Dietary nutrition is required for growth in all animals. When nutrients are abundant, animals increase metabolism to drive growth and proliferation. When nutrients are limited, animals must decrease metabolic processes to conserve energy and promote survival. The evolutionarily conserved Insulin/PI3K and TOR pathways are two important signaling pathways involved in coordinating nutrient availability with the physiological processes that mediate growth and survival. However, the effectors that act downstream of the pathways to control these processes, particularly in vivo, are only beginning to be understood. The fruit fly, Drosophila melanogaster, is one key model system that is used to identify conserved regulatory mechanisms. In this study I explored novel roles for two transcription factors in mediating growth and survival in response to variations in nutrient levels in Drosophila.

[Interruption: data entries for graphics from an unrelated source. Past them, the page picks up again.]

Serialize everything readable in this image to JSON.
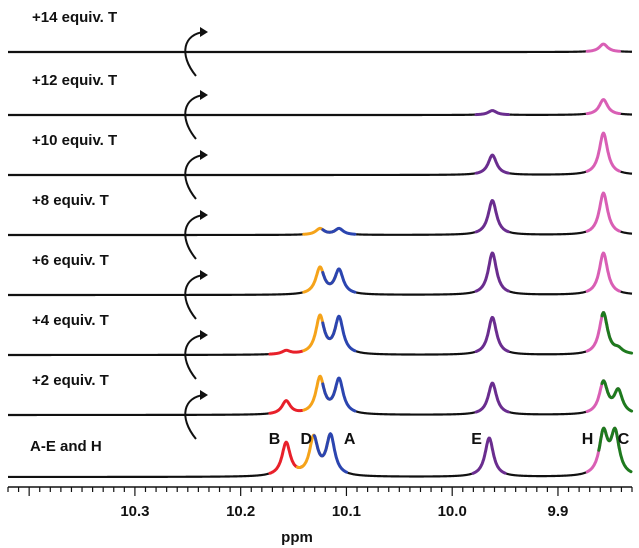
{
  "chart_data": {
    "type": "line",
    "xlabel": "ppm",
    "ylabel": "",
    "xlim": [
      10.42,
      9.83
    ],
    "x_reversed": true,
    "x_ticks": [
      {
        "value": 10.3,
        "label": "10.3"
      },
      {
        "value": 10.2,
        "label": "10.2"
      },
      {
        "value": 10.1,
        "label": "10.1"
      },
      {
        "value": 10.0,
        "label": "10.0"
      },
      {
        "value": 9.9,
        "label": "9.9"
      }
    ],
    "peak_colors": {
      "A": "#2b45b0",
      "B": "#e8202a",
      "C": "#1e7a1e",
      "D": "#f5a31a",
      "E": "#6a2d8f",
      "H": "#d95fb5"
    },
    "peak_labels": [
      {
        "id": "B",
        "text": "B",
        "x": 10.168
      },
      {
        "id": "D",
        "text": "D",
        "x": 10.138
      },
      {
        "id": "A",
        "text": "A",
        "x": 10.097
      },
      {
        "id": "E",
        "text": "E",
        "x": 9.977
      },
      {
        "id": "H",
        "text": "H",
        "x": 9.872
      },
      {
        "id": "C",
        "text": "C",
        "x": 9.838
      }
    ],
    "series": [
      {
        "name": "+14 equiv. T",
        "peaks": [
          {
            "id": "H",
            "x": 9.857,
            "height": 0.18
          }
        ]
      },
      {
        "name": "+12 equiv. T",
        "peaks": [
          {
            "id": "E",
            "x": 9.962,
            "height": 0.1
          },
          {
            "id": "H",
            "x": 9.857,
            "height": 0.35
          }
        ]
      },
      {
        "name": "+10 equiv. T",
        "peaks": [
          {
            "id": "E",
            "x": 9.962,
            "height": 0.45
          },
          {
            "id": "H",
            "x": 9.857,
            "height": 0.95
          }
        ]
      },
      {
        "name": "+8 equiv. T",
        "peaks": [
          {
            "id": "D",
            "x": 10.125,
            "height": 0.14
          },
          {
            "id": "A",
            "x": 10.107,
            "height": 0.14
          },
          {
            "id": "E",
            "x": 9.962,
            "height": 0.78
          },
          {
            "id": "H",
            "x": 9.857,
            "height": 0.95
          }
        ]
      },
      {
        "name": "+6 equiv. T",
        "peaks": [
          {
            "id": "D",
            "x": 10.125,
            "height": 0.6
          },
          {
            "id": "A",
            "x": 10.107,
            "height": 0.55
          },
          {
            "id": "E",
            "x": 9.962,
            "height": 0.95
          },
          {
            "id": "H",
            "x": 9.857,
            "height": 0.95
          }
        ]
      },
      {
        "name": "+4 equiv. T",
        "peaks": [
          {
            "id": "B",
            "x": 10.157,
            "height": 0.08
          },
          {
            "id": "D",
            "x": 10.125,
            "height": 0.85
          },
          {
            "id": "A",
            "x": 10.107,
            "height": 0.82
          },
          {
            "id": "E",
            "x": 9.962,
            "height": 0.85
          },
          {
            "id": "H",
            "x": 9.857,
            "height": 0.95
          },
          {
            "id": "C",
            "x": 9.843,
            "height": 0.1
          }
        ]
      },
      {
        "name": "+2 equiv. T",
        "peaks": [
          {
            "id": "B",
            "x": 10.157,
            "height": 0.3
          },
          {
            "id": "D",
            "x": 10.125,
            "height": 0.82
          },
          {
            "id": "A",
            "x": 10.107,
            "height": 0.78
          },
          {
            "id": "E",
            "x": 9.962,
            "height": 0.72
          },
          {
            "id": "H",
            "x": 9.857,
            "height": 0.72
          },
          {
            "id": "C",
            "x": 9.843,
            "height": 0.52
          }
        ]
      },
      {
        "name": "A-E and H",
        "peaks": [
          {
            "id": "B",
            "x": 10.157,
            "height": 0.75
          },
          {
            "id": "D",
            "x": 10.131,
            "height": 0.85
          },
          {
            "id": "A",
            "x": 10.115,
            "height": 0.9
          },
          {
            "id": "E",
            "x": 9.965,
            "height": 0.88
          },
          {
            "id": "H",
            "x": 9.857,
            "height": 0.95
          },
          {
            "id": "C",
            "x": 9.846,
            "height": 0.95
          }
        ]
      }
    ]
  }
}
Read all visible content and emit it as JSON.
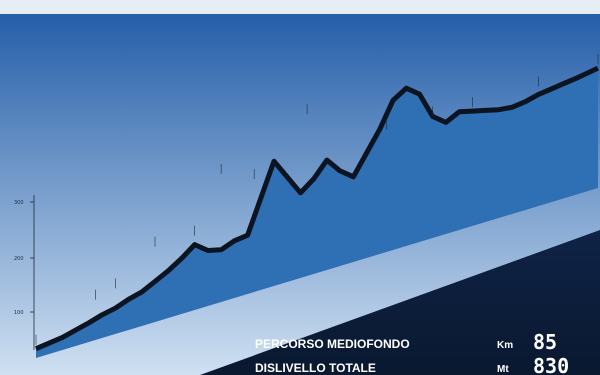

In the first part of my study, I explored the role of the transcription factor DREF in mediating response to high nutrient levels. I found that in conditions of high amino acid availability DREF is required for cell autonomous growth downstream of the TOR pathway. I identified the transcriptional regulation of protein synthesis and ribosome biogenesis genes as one mechanism by which DREF mediates growth. I also found that DREF expression in one larval tissue, the nutrient sensing fat-body, is required for non-autonomous growth, through a mechanism that influences systemic insulin signaling.
In the second part of my study, I used an RNAi screen in Drosophila larvae to identify genes that are required to maintain organismal survival in conditions of nutrient deprivation. I found that loss of the transcription factor Hairy led to starvation sensitivity. I further found that hairy mRNA levels are increased upon starvation, and that this is dependent on inhibition of Insulin/PI3K pathway activity. In addition, I explored potential transcriptional targets of Hairy that may be important in mediating starvation survival.
The results contained in this thesis further our understanding of the mechanisms used to couple nutrition availability to metabolic processes in animals. Both DREF and Hairy are conserved in humans and further studies will explore whether these proteins act similarly in higher eukaryotes.